What is the pH of the solution created by combining 1.90 mL of the 0.10 M NaOH(aq) with 8.00 mL of the 0.10 M HCl(aq)? with 8.00 mL of the 0.10 M HC2H3O2(aq)?
mL NaOH pH with HCl pH with HC2H3O2
1.90 ? ?
There are two problems here.
#1. pH when adding 1.90 mL of 0.1 M NaOH to 8.00 mL of 0.1 M HCl.
moles NaOH = M x L = 0.0019 x 0.1 = 0.00019 moles
moles HCl = 8.00 mL x 0.1 M = 0.008 x 0.1 = 0.0008.
NaOH + HCl ==> NaCl + H2O
Place the moles below the reactants so you can see what is going on.
0.00019 moles NaOH + 0.0008 moles HCl =
NaOH used up. We form 0.00019 moles NaCl, 0.00019 moles H2O, and 0.0008-0.00019=0.00061 moles HCl left over and pH = -log(H^+) = etc.
#2. 1.90 mL of 0.1M NaOH + 8.00 mL of 0.1 M HC2H3O2.
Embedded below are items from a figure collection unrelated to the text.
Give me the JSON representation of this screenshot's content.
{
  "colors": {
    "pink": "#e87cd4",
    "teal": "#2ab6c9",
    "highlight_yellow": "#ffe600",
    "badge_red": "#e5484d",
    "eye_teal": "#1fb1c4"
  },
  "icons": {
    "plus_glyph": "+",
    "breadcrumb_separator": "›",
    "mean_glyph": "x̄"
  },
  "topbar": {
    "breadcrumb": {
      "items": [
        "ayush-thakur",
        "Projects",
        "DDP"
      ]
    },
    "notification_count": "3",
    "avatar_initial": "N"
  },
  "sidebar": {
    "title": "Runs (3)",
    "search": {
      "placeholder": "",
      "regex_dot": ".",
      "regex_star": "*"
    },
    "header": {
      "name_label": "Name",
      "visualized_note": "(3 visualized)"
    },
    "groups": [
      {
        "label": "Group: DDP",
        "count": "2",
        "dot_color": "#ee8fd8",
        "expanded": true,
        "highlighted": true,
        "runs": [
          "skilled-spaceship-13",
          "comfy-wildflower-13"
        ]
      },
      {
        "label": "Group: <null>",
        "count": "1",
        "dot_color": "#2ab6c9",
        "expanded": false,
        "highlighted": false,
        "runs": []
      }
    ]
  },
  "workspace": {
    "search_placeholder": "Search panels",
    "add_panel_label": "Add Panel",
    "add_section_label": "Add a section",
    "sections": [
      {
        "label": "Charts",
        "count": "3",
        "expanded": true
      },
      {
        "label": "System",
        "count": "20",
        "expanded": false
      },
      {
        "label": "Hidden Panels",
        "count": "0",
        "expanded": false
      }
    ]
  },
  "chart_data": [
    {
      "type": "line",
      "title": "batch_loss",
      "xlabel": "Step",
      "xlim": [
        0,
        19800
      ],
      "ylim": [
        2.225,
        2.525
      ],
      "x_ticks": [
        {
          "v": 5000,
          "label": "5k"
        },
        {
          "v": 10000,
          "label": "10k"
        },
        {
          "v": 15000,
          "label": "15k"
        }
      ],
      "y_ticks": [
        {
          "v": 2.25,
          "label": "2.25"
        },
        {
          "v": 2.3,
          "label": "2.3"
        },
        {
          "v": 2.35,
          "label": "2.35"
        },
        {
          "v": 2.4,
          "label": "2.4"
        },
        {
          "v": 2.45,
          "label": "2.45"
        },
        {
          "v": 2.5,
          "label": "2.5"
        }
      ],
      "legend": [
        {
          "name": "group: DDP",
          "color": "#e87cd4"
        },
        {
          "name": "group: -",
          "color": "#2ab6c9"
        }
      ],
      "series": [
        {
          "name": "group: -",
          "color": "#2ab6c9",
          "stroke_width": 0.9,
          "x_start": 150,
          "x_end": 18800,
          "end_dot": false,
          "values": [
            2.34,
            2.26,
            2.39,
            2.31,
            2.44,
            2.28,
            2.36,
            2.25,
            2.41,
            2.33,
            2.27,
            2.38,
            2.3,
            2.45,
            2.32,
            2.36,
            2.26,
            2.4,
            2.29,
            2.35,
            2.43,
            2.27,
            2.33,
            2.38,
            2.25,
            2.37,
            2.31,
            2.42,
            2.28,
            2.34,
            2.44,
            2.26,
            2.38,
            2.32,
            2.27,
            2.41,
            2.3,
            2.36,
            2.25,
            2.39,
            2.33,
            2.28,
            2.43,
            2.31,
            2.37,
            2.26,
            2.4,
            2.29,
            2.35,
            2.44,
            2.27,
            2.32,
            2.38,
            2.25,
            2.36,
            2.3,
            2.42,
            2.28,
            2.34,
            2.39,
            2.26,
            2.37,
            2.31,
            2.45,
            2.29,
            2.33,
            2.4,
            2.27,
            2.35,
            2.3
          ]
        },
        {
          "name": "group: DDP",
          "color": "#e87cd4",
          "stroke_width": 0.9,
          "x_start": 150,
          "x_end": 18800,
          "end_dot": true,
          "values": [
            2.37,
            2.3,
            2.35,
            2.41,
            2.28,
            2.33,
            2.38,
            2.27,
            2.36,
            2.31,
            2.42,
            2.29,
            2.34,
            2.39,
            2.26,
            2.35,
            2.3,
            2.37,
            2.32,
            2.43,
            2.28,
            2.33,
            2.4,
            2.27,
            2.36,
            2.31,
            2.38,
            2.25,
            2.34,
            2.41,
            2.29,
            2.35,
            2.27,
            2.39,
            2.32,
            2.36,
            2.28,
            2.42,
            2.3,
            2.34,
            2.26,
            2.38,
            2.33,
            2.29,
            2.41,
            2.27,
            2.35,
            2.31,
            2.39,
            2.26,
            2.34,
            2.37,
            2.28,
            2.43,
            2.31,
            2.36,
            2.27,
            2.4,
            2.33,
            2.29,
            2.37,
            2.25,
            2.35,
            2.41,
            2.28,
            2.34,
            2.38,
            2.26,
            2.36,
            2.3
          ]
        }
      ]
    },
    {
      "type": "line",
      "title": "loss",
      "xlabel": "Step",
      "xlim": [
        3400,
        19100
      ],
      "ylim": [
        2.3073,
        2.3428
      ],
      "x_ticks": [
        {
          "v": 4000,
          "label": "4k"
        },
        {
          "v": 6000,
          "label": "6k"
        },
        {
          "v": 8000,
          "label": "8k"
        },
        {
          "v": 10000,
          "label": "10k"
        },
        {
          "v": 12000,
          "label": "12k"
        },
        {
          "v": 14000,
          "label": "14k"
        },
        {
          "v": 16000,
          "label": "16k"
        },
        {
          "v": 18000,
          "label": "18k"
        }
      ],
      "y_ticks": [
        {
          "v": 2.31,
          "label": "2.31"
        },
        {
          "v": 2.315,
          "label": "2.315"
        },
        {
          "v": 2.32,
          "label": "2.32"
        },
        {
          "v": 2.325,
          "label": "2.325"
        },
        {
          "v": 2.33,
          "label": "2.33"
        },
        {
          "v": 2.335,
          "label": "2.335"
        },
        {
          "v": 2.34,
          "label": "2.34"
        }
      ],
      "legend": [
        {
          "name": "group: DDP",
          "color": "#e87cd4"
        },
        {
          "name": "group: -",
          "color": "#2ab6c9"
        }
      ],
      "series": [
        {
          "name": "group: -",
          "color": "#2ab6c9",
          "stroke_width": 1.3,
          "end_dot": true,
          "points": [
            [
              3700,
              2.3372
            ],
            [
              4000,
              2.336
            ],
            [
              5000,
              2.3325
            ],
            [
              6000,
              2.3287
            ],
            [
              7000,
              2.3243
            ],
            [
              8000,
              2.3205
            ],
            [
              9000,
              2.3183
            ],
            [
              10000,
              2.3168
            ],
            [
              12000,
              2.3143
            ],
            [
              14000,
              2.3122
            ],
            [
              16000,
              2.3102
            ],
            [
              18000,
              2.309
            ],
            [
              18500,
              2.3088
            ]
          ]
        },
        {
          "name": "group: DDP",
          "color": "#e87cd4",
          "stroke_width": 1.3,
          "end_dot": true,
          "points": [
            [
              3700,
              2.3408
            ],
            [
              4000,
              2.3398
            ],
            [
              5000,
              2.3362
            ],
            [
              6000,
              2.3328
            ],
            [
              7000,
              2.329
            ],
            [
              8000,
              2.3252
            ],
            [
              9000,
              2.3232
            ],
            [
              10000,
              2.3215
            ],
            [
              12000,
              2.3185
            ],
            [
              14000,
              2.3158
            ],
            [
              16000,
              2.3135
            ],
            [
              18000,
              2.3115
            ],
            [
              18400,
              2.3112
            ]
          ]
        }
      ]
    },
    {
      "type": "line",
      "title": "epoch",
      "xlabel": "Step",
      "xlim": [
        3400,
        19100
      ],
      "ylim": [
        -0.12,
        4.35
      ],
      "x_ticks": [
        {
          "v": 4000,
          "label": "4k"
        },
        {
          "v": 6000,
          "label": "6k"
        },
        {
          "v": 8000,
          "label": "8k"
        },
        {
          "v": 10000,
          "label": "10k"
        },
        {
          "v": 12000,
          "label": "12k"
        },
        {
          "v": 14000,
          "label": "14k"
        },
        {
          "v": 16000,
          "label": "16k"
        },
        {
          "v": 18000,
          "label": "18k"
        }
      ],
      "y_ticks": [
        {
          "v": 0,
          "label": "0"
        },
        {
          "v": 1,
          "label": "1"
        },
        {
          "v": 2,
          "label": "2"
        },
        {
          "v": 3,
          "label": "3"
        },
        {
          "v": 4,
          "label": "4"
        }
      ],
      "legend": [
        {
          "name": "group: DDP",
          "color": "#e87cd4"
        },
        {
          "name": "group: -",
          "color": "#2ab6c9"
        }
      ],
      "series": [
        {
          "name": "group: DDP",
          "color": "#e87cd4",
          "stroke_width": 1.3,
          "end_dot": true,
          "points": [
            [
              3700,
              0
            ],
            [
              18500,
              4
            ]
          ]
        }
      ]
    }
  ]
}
Write the equation as above. Calculate moles of each from M x L. Plug in the NaC2H3O2 formed, H2O formed, and the excess reagent remaining. You should get these numbers
NaC2H3O2 formed = 0.00019 moles
H2O formed = 0.00019 moles.
NaOH all used.
HC2H3O2 = 0.0008-0.00019 = 0.00061 moles HC2H3O2 remaining.
So you have a weak acid (HC2H3O2) and its salt (NaC2H3O2) which is a buffered solution. Use the Henderson-Hasselbalch equation to solve for pH. If I didn't goof the answer should be pH = 4.23.